自然災害・パンデミックによる事業継続リスク
大規模地震・風水害等の自然災害やパンデミックが発生した場合、開示書類作成支援業務の停止・中断リスクがあり、顧客企業の意思決定・資金調達や資本市場の機能にも影響する可能性がある。また、株式会社シネ・フォーカスを中心としたイベント事業においてもイベント中止等の事業機会喪失リスクがある。対応策として、システムの冗長化、リモートワーク推進、他拠点への業務移管、時差出勤・交代制勤務・オフィス分散等の施策を実施している。
M&A・のれん減損リスク
事業領域拡張を目的としたM&Aにおいて、特にIT分野では売主の希望額が高騰するケースがあり、一時費用の増加等により業績に悪影響を及ぼす可能性がある。

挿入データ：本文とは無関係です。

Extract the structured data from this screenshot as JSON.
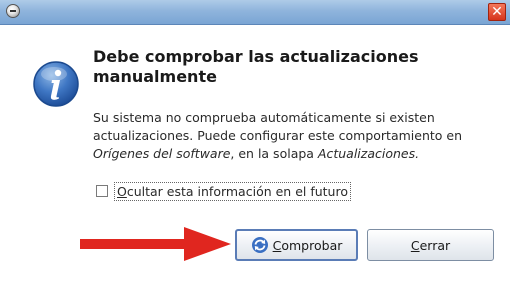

また、当初見込んだ収益・投資回収が進まなかった場合や長期金利上昇によりのれん評価の割引率が上昇した場合、のれんの減損等によって業績に影響を与える可能性がある。事前の精査によりリスク・収益性・投資回収可能性を検討しているが、不確実性は残存する。
人財確保・育成リスク
受注量の増大や事業領域の拡大に対応するため人財の確保・育成が重要であり、特に「非印刷分野」を中心とした成長領域では専門的知識・経験を持つプロフェッショナル人財の確保が急務となっている。優秀な人財の獲得・育成が計画通りに進まなかった場合、長期的視点から事業展開・業績・成長見通しに影響を及ぼす可能性がある。対応策として、人事制度の見直しや社内教育制度の整備等に注力している。